Reverse Proxy

In computer networks, a reverse proxy is a type of proxy server that retrieves resources on behalf of a client from one or more servers. These resources are then returned to the client as though they originated from the proxy server itself. While a forward proxy acts as an intermediary for its associated clients to contact any server, a reverse proxy acts as an intermediary for its associated servers to be contacted by any client.

Common uses for a reverse proxy server

  • Load balancing – A reverse proxy server can act as a “traffic cop,” sitting in front of your back-end servers and distributing client requests across a group of servers in a manner that maximizes speed and capacity utilization while ensuring no one server is overloaded, which can degrade performance. If a server goes down, the load balancer redirects traffic to the remaining online servers.
  • Web acceleration – Reverse proxies can compress inbound and outbound data, as well as cache commonly requested content, both of which speed up the flow of traffic between clients and servers. They can also perform additional tasks such as SSL encryption to take load off of your web servers, thereby boosting their performance.
  • Security and anonymity – By intercepting requests headed for your back-end servers, a reverse proxy server protects their identities and acts as an additional defense against security attacks. It also ensures that multiple servers can be accessed from a single record locator or URL regardless of the structure of your local area network.

How its works

As its name implies, a reverse proxy does the exact opposite of what a forward proxy does. While a forward proxy proxies in behalf of clients (or requesting hosts), a reverse proxy proxies in behalf of servers. A reverse proxy accepts requests from external clients on behalf of servers stationed behind it just like what the figure below illustrates.

Reverse Proxy

To the client in our example, it is the reverse proxy that is providing file transfer services. The client is oblivious to the file transfer servers behind the proxy, which are actually providing those services. In effect, whereas a forward proxy hides the identities of clients, a reverse proxy hides the identities of servers.
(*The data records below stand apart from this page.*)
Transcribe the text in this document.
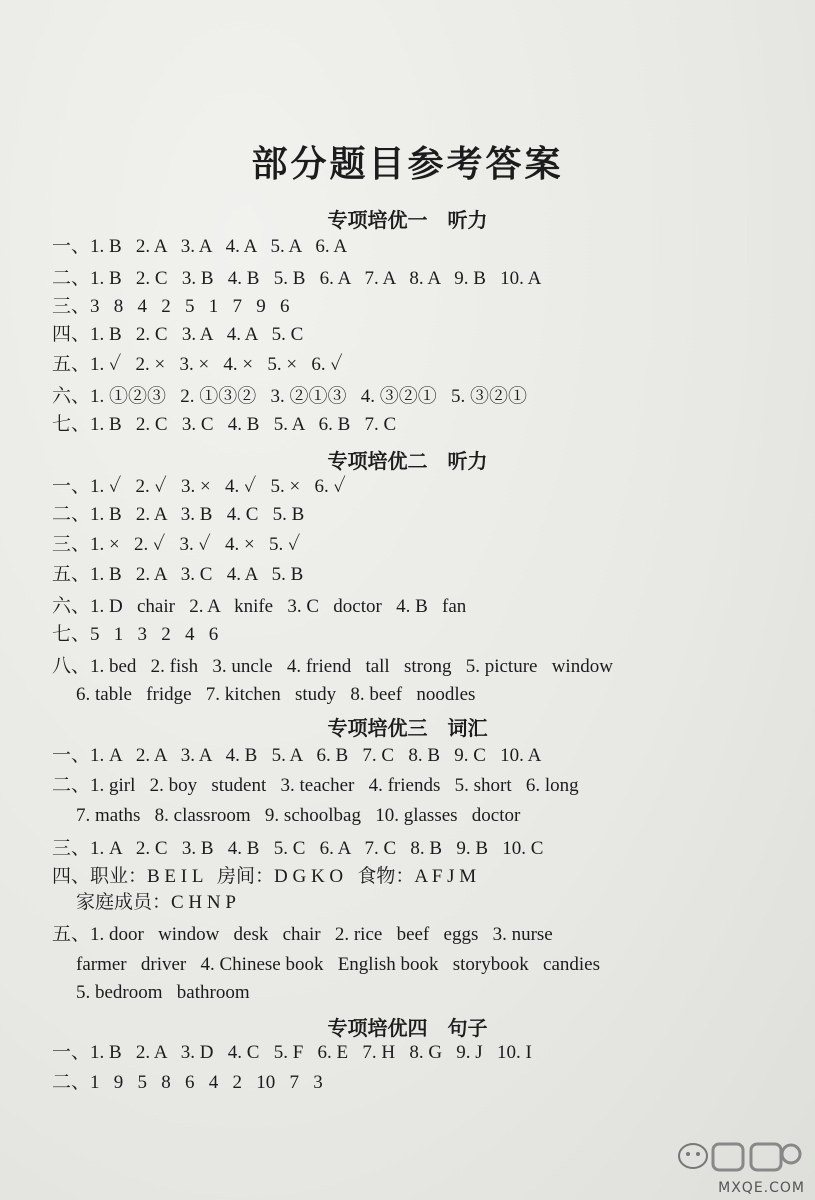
部分题目参考答案
专项培优一　听力
一、1. B   2. A   3. A   4. A   5. A   6. A
二、1. B   2. C   3. B   4. B   5. B   6. A   7. A   8. A   9. B   10. A
三、3   8   4   2   5   1   7   9   6
四、1. B   2. C   3. A   4. A   5. C
五、1. ✓   2. ×   3. ×   4. ×   5. ×   6. ✓
六、1. ①②③   2. ①③②   3. ②①③   4. ③②①   5. ③②①
七、1. B   2. C   3. C   4. B   5. A   6. B   7. C
专项培优二　听力
一、1. ✓   2. ✓   3. ×   4. ✓   5. ×   6. ✓
二、1. B   2. A   3. B   4. C   5. B
三、1. ×   2. ✓   3. ✓   4. ×   5. ✓
五、1. B   2. A   3. C   4. A   5. B
六、1. D   chair   2. A   knife   3. C   doctor   4. B   fan
七、5   1   3   2   4   6
八、1. bed   2. fish   3. uncle   4. friend   tall   strong   5. picture   window
6. table   fridge   7. kitchen   study   8. beef   noodles
专项培优三　词汇
一、1. A   2. A   3. A   4. B   5. A   6. B   7. C   8. B   9. C   10. A
二、1. girl   2. boy   student   3. teacher   4. friends   5. short   6. long
7. maths   8. classroom   9. schoolbag   10. glasses   doctor
三、1. A   2. C   3. B   4. B   5. C   6. A   7. C   8. B   9. B   10. C
四、职业：B E I L   房间：D G K O   食物：A F J M
家庭成员：C H N P
五、1. door   window   desk   chair   2. rice   beef   eggs   3. nurse
farmer   driver   4. Chinese book   English book   storybook   candies
5. bedroom   bathroom
专项培优四　句子
一、1. B   2. A   3. D   4. C   5. F   6. E   7. H   8. G   9. J   10. I
二、1   9   5   8   6   4   2   10   7   3
MXQE.COM
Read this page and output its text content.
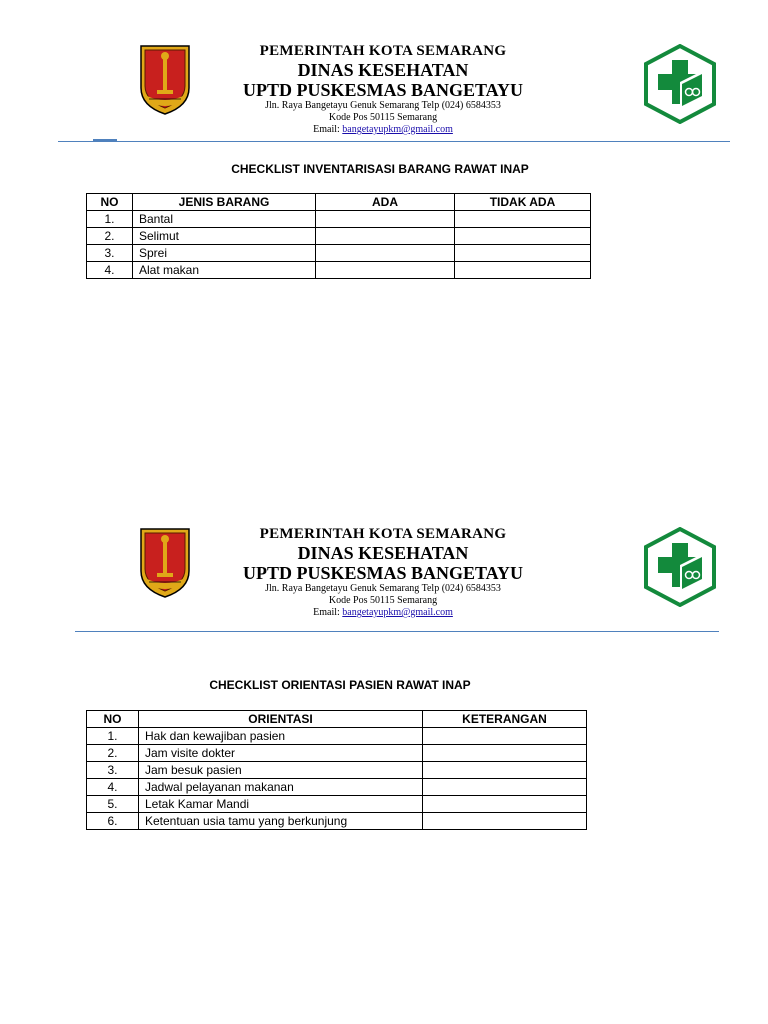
PEMERINTAH KOTA SEMARANG
DINAS KESEHATAN
UPTD PUSKESMAS BANGETAYU
Jln. Raya Bangetayu Genuk Semarang Telp (024) 6584353
Kode Pos 50115 Semarang
Email: bangetayupkm@gmail.com
CHECKLIST INVENTARISASI BARANG RAWAT INAP
NO	JENIS BARANG	ADA	TIDAK ADA
1.	Bantal		
2.	Selimut		
3.	Sprei		
4.	Alat makan		
PEMERINTAH KOTA SEMARANG
DINAS KESEHATAN
UPTD PUSKESMAS BANGETAYU
Jln. Raya Bangetayu Genuk Semarang Telp (024) 6584353
Kode Pos 50115 Semarang
Email: bangetayupkm@gmail.com
CHECKLIST ORIENTASI PASIEN RAWAT INAP
NO	ORIENTASI	KETERANGAN
1.	Hak dan kewajiban pasien	
2.	Jam visite dokter	
3.	Jam besuk pasien	
4.	Jadwal pelayanan makanan	
5.	Letak Kamar Mandi	
6.	Ketentuan usia tamu yang berkunjung	
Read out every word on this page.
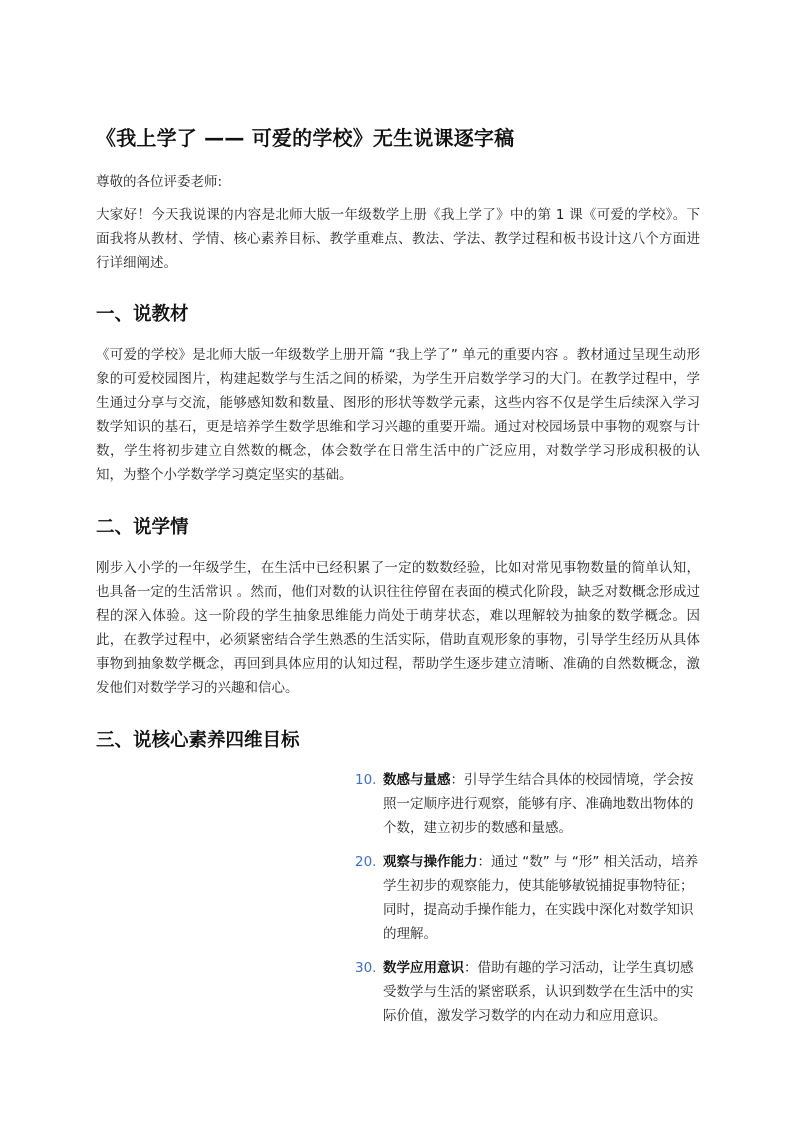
《我上学了 —— 可爱的学校》无生说课逐字稿

尊敬的各位评委老师:

大家好！今天我说课的内容是北师大版一年级数学上册《我上学了》中的第 1 课《可爱的学校》。下面我将从教材、学情、核心素养目标、教学重难点、教法、学法、教学过程和板书设计这八个方面进行详细阐述。

一、说教材

《可爱的学校》是北师大版一年级数学上册开篇 “我上学了” 单元的重要内容 。教材通过呈现生动形象的可爱校园图片，构建起数学与生活之间的桥梁，为学生开启数学学习的大门。在教学过程中，学生通过分享与交流，能够感知数和数量、图形的形状等数学元素，这些内容不仅是学生后续深入学习数学知识的基石，更是培养学生数学思维和学习兴趣的重要开端。通过对校园场景中事物的观察与计数，学生将初步建立自然数的概念，体会数学在日常生活中的广泛应用，对数学学习形成积极的认知，为整个小学数学学习奠定坚实的基础。

二、说学情

刚步入小学的一年级学生，在生活中已经积累了一定的数数经验，比如对常见事物数量的简单认知，也具备一定的生活常识 。然而，他们对数的认识往往停留在表面的模式化阶段，缺乏对数概念形成过程的深入体验。这一阶段的学生抽象思维能力尚处于萌芽状态，难以理解较为抽象的数学概念。因此，在教学过程中，必须紧密结合学生熟悉的生活实际，借助直观形象的事物，引导学生经历从具体事物到抽象数学概念，再回到具体应用的认知过程，帮助学生逐步建立清晰、准确的自然数概念，激发他们对数学学习的兴趣和信心。

三、说核心素养四维目标
10. 数感与量感：引导学生结合具体的校园情境，学会按照一定顺序进行观察，能够有序、准确地数出物体的个数，建立初步的数感和量感。
20. 观察与操作能力：通过 “数” 与 “形” 相关活动，培养学生初步的观察能力，使其能够敏锐捕捉事物特征；同时，提高动手操作能力，在实践中深化对数学知识的理解。
30. 数学应用意识：借助有趣的学习活动，让学生真切感受数学与生活的紧密联系，认识到数学在生活中的实际价值，激发学习数学的内在动力和应用意识。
An Internet-based attacker would therefore find it considerably more difficult to acquire data found in those file transfer servers than if he wouldn't have had to deal with a reverse proxy.
Just like forward proxy servers, reverse proxies also provide a single point of access and control. You typically set it up to work alongside one or two firewalls to control traffic and requests directed to your internal servers.
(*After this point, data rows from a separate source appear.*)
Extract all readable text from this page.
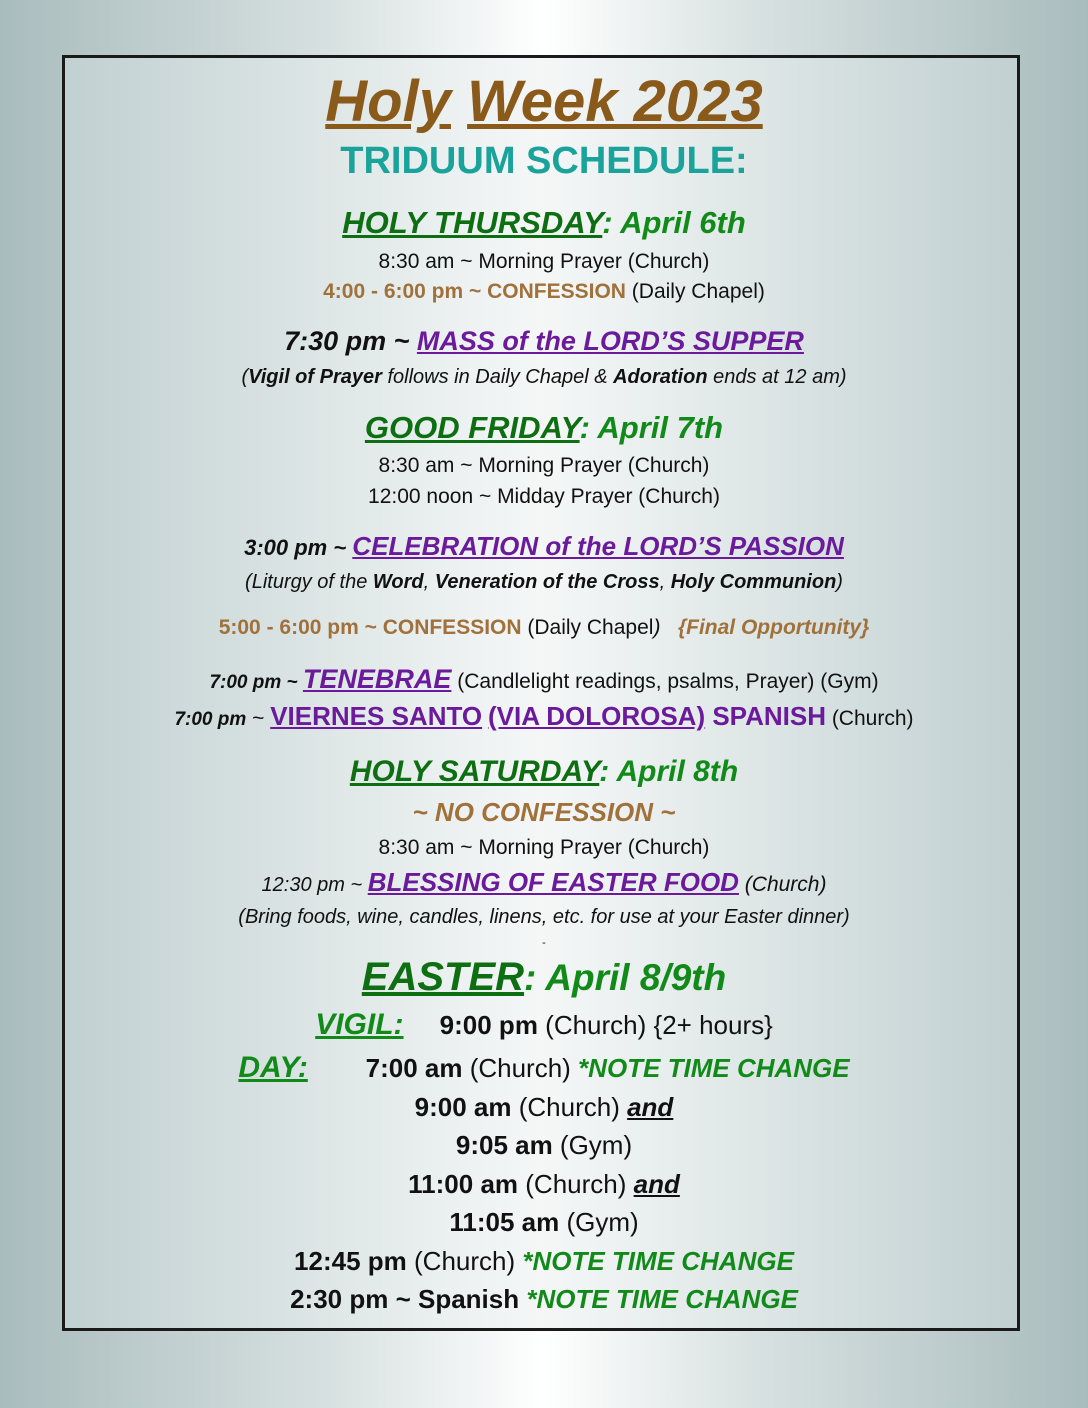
Holy Week 2023
TRIDUUM SCHEDULE:
HOLY THURSDAY: April 6th
8:30 am ~ Morning Prayer (Church)
4:00 - 6:00 pm ~ CONFESSION (Daily Chapel)
7:30 pm ~ MASS of the LORD’S SUPPER
(Vigil of Prayer follows in Daily Chapel & Adoration ends at 12 am)
GOOD FRIDAY: April 7th
8:30 am ~ Morning Prayer (Church)
12:00 noon ~ Midday Prayer (Church)
3:00 pm ~ CELEBRATION of the LORD’S PASSION
(Liturgy of the Word, Veneration of the Cross, Holy Communion)
5:00 - 6:00 pm ~ CONFESSION (Daily Chapel) {Final Opportunity}
7:00 pm ~ TENEBRAE (Candlelight readings, psalms, Prayer) (Gym)
7:00 pm ~ VIERNES SANTO (VIA DOLOROSA) SPANISH (Church)
HOLY SATURDAY: April 8th
~ NO CONFESSION ~
8:30 am ~ Morning Prayer (Church)
12:30 pm ~ BLESSING OF EASTER FOOD (Church)
(Bring foods, wine, candles, linens, etc. for use at your Easter dinner)
-
EASTER: April 8/9th
VIGIL: 9:00 pm (Church) {2+ hours}
DAY: 7:00 am (Church) *NOTE TIME CHANGE
9:00 am (Church) and
9:05 am (Gym)
11:00 am (Church) and
11:05 am (Gym)
12:45 pm (Church) *NOTE TIME CHANGE
2:30 pm ~ Spanish *NOTE TIME CHANGE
In most cases, reverse proxy servers also act as load balancers for the servers behind it. Load balancers play a crucial role in providing high availability to network services that receive large volumes of requests. When a reverse proxy performs load balancing, it distributes incoming requests to a cluster of servers, all providing the same kind of service. So, for instance, a reverse proxy load balancing FTP services will have a cluster of FTP servers behind it.
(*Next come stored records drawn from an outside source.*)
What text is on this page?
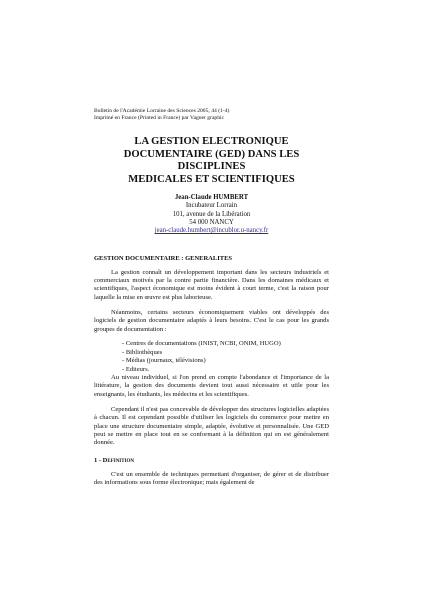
Bulletin de l'Académie Lorraine des Sciences 2005, 44 (1-4)
Imprimé en France (Printed in France) par Vagner graphic
LA GESTION ELECTRONIQUE
DOCUMENTAIRE (GED) DANS LES DISCIPLINES
MEDICALES ET SCIENTIFIQUES
Jean-Claude HUMBERT
Incubateur Lorrain
101, avenue de la Libération
54 000 NANCY
jean-claude.humbert@incublor.u-nancy.fr
GESTION DOCUMENTAIRE : GENERALITES

La gestion connaît un développement important dans les secteurs industriels et commerciaux motivés par la contre partie financière. Dans les domaines médicaux et scientifiques, l'aspect économique est moins évident à court terme, c'est la raison pour laquelle la mise en œuvre est plus laborieuse.

Néanmoins, certains secteurs économiquement viables ont développés des logiciels de gestion documentaire adaptés à leurs besoins. C'est le cas pour les grands groupes de documentation :

- Centres de documentations (INIST, NCBI, ONIM, HUGO)
- Bibliothèques
- Médias (journaux, télévisions)
- Editeurs.

Au niveau individuel, si l'on prend en compte l'abondance et l'importance de la littérature, la gestion des documents devient tout aussi nécessaire et utile pour les enseignants, les étudiants, les médecins et les scientifiques.

Cependant il n'est pas concevable de développer des structures logicielles adaptées à chacun. Il est cependant possible d'utiliser les logiciels du commerce pour mettre en place une structure documentaire simple, adaptée, évolutive et personnalisée. Une GED peut se mettre en place tout en se conformant à la définition qui en est généralement donnée.

1 - Definition

C'est un ensemble de techniques permettant d'organiser, de gérer et de distribuer des informations sous forme électronique; mais également de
Both types of proxy servers relay requests and responses between source and destination machines. But in the case of reverse proxy servers, client requests that go through them normally originate from the Internet, while, in the case of forward proxies, client requests normally come from the internal network behind them.

Whats the difference?

Rarely do these terms get thrown around, until deep into the discussion of the solution with the customer. There is a difference, however, and you should know it. Reverse Proxies broker connections coming from the internet, to your app servers. Forward Proxies filter connections going out to the internet, from clients sitting behind the firewall. Reverse Proxies take origin connections from the internet and connect them to one server or a server farm, meaning multiple inbound connections from the internet are pooled into one or more connections to the server(s). This is known as TCP Multiplexing, and is often used with Load Balancing techniques to optimize and accelerate application delivery. Reverse Proxies measure load based on the incoming and outgoing connection ratio, the higher the ratio the better the performance.

A key component of Reverse Proxies is the ability to perform TCP Multiplexing. What this means is the incoming connections are terminated, pooled and new connections are established on the back-end using fewer number of server connections resulting in a TCP Multiplexing Ratio. A typical TCP Mux ratio is 10:1 – ten incoming connections to 1 back-end connection. Another benefit of this is that the connections on the back-end to the servers are kept open even when the incoming connections terminate so that they can be re-used when new incoming connections come in – reducing the time to establish server connections hence improving performance.

How Does Reverse Proxy Work?

When a browser makes a request, it normally sends that request directly to the origin server. When Traffic Server is in reverse proxy mode, it intercepts the request before it reaches the origin server. Typically, this is done by setting up the DNS entry for the origin server (i.e., the origin server’s advertised hostname) so it resolves to the Traffic Server IP address. When Traffic Server is configured as the origin server, the browser connects to Traffic Server rather than the origin server.

In reverse proxy mode, Traffic Server serves HTTP requests on behalf of a web server. The figure below illustrates how Traffic Server in reverse proxy mode serves an HTTP request from a client browser.

HTTP Request via Reverse Proxy

The figure above demonstrates the following steps:

  1. A client browser sends an HTTP request addressed to a host called www.host.com on port 80.
  2. Traffic Server receives the request because it is acting as the origin server (the origin server’s advertised hostname resolves to Traffic Server).
  3. Traffic Server locates a map rule in the remap.config file and remaps the request to the specified origin server (realhost.com).
  4. If the request cannot be served from cache, Traffic Server opens a connection to the origin server (or more likely, uses an existing connection it has pre-established), retrieves the content, and optionally caches it for future use.
  5. If the request was a cache hit and the content is still fresh in the cache, or the content is now available through Traffic Server because of step 3, Traffic Server sends the requested object to the client from the cache directly.